Gill inviò esemplari botanici di curaro, che raccolse, essiccò e pressò, al botanico B. A. Krukoff del New York Botanical Garden per essere identificati. È così che gli esemplari entrarono a far parte della collezione dello Steere Herbarium, dove rimangono ancora oggi nel loro stato ben conservato. Oltre a raccogliere gli esemplari dell’erbario, Gill fu in grado di raccogliere 25 libbre di preparazione grezza di curaro, che fornì alla società farmaceutica E.R. Squibb & Sons. L’azienda produsse una forma sterile ma impura del curaro, marchiata Intocostrin, che fu usata per il rilassamento muscolare.

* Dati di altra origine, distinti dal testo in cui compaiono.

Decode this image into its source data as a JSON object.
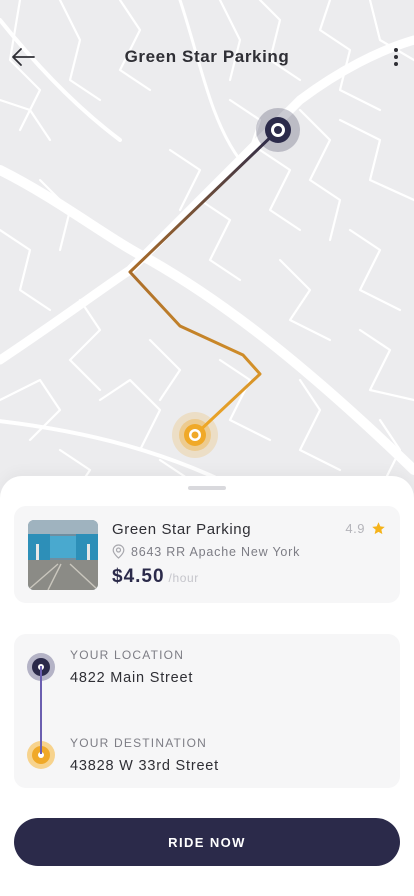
{
  "header": {
    "title": "Green Star Parking"
  },
  "parking": {
    "name": "Green Star Parking",
    "rating": "4.9",
    "address": "8643 RR Apache New York",
    "price": "$4.50",
    "price_unit": "/hour"
  },
  "route": {
    "origin_label": "YOUR LOCATION",
    "origin_value": "4822 Main Street",
    "destination_label": "YOUR DESTINATION",
    "destination_value": "43828 W 33rd Street"
  },
  "actions": {
    "ride_label": "RIDE NOW"
  },
  "icons": {
    "back": "arrow-left-icon",
    "more": "more-vertical-icon",
    "star": "star-icon",
    "pin": "location-pin-icon"
  },
  "colors": {
    "primary": "#2b2a4a",
    "accent": "#f0a928",
    "star": "#f5b31a",
    "map_background": "#ececee",
    "map_roads": "#ffffff"
  }
}
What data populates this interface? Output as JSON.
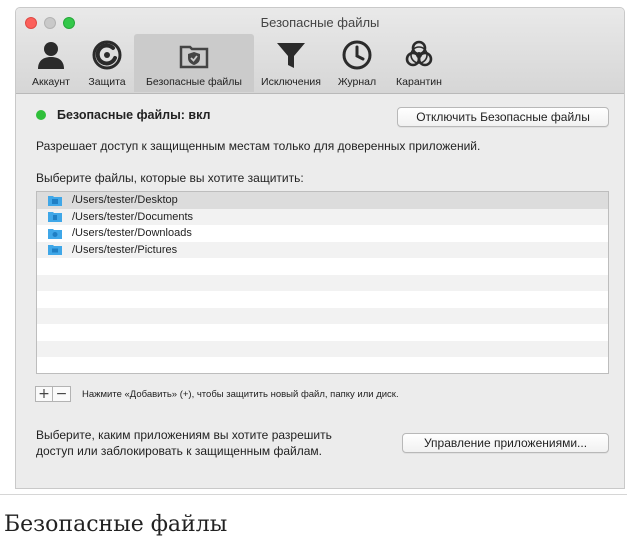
{
  "window": {
    "title": "Безопасные файлы"
  },
  "toolbar": {
    "tabs": [
      {
        "label": "Аккаунт",
        "icon": "account-icon"
      },
      {
        "label": "Защита",
        "icon": "protection-icon"
      },
      {
        "label": "Безопасные файлы",
        "icon": "safe-files-icon",
        "active": true
      },
      {
        "label": "Исключения",
        "icon": "exclusions-filter-icon"
      },
      {
        "label": "Журнал",
        "icon": "clock-icon"
      },
      {
        "label": "Карантин",
        "icon": "biohazard-icon"
      }
    ]
  },
  "status": {
    "text": "Безопасные файлы: вкл",
    "color": "#2fbf3a"
  },
  "buttons": {
    "disable": "Отключить Безопасные файлы",
    "manage_apps": "Управление приложениями...",
    "add": "+",
    "remove": "−"
  },
  "description": "Разрешает доступ к защищенным местам только для доверенных приложений.",
  "files": {
    "label": "Выберите файлы, которые вы хотите защитить:",
    "items": [
      "/Users/tester/Desktop",
      "/Users/tester/Documents",
      "/Users/tester/Downloads",
      "/Users/tester/Pictures"
    ]
  },
  "hint": "Нажмите «Добавить» (+), чтобы защитить новый файл, папку или диск.",
  "apps_text": "Выберите, каким приложениям вы хотите разрешить доступ или заблокировать к защищенным файлам.",
  "caption": "Безопасные файлы"
}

Harold Griffith e Enid Johnson, anestesisti del Canada, ottennero il farmaco e nel 1942 lo iniettarono sperimentalmente durante un’operazione addominale per rilassare i muscoli del paziente, facilitando l’operazione. Fino ad allora, l’anestesia generale profonda era il metodo di scelta per la chirurgia invasiva, che era pericoloso e poco pratico. Il loro successo con l’Intocostrin segnò l’inizio dell’uso di agenti bloccanti neuromuscolari durante la chirurgia. Il veleno dell’Amazzonia aveva trovato un nuovo uso salvavita in sala operatoria.

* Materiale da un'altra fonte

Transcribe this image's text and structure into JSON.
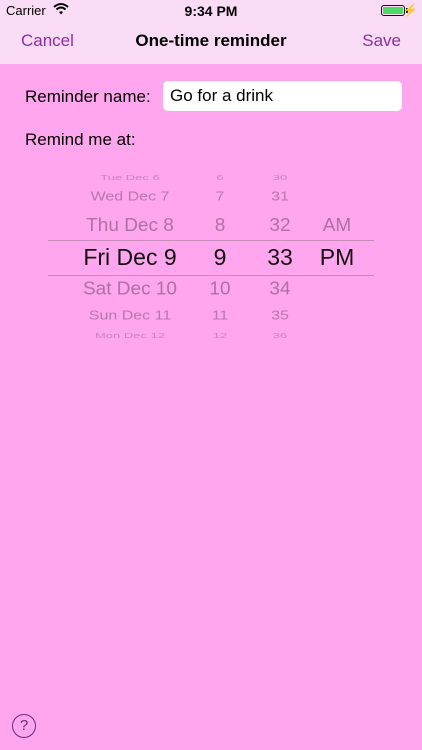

Per vedere le viti di curaro che crescono nel loro habitat della foresta pluviale, visitate Wild Medicine in the Tropics, la nuova mostra invernale del Giardino Botanico, visibile nel Conservatorio Enid A. Haupt fino al 22 febbraio. Curare, parte della collezione permanente di piante tropicali e desertiche del Conservatorio, è anche presente nell’applicazione gratuita Wild Medicine per iPhone, disponibile nell’iTunes apps store.

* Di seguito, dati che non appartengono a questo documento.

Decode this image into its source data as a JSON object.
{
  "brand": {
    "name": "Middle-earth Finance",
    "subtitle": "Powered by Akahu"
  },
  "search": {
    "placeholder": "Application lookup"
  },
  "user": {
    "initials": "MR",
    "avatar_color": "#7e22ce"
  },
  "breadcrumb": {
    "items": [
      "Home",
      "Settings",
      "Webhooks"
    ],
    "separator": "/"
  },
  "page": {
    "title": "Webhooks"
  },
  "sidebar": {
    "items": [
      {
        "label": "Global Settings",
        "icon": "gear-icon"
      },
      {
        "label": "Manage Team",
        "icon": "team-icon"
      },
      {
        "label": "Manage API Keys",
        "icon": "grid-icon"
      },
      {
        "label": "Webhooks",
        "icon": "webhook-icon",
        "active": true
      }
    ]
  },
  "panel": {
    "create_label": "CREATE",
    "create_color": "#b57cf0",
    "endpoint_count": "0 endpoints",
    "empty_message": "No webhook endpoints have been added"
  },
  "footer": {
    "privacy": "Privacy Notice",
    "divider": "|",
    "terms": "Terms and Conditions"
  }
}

Per ulteriori informazioni, vedi:
Bennett, A.E., 1968, The History of the Introduction of Curare Into Medicine, Anesthesia and Analgesia: Current Researches, Vol. 47, No. 5, pp. 484-492.
Krukoff, B.A. and Smith, A.C., 1939, Notes on the Botanical Components of Curare – II, Bulletin of the Torrey Botanical Club, Vol. 66, No. 5, pp. 305-314, http://www.jstor.org/stable/2480853.
Larson, Merlin. Richard C. Gill e l’introduzione di Curare nella pratica dell’anestesia. Arthur E. Guedel Memorial Anesthesia Center, CSA Bulletin, pp. 47-50.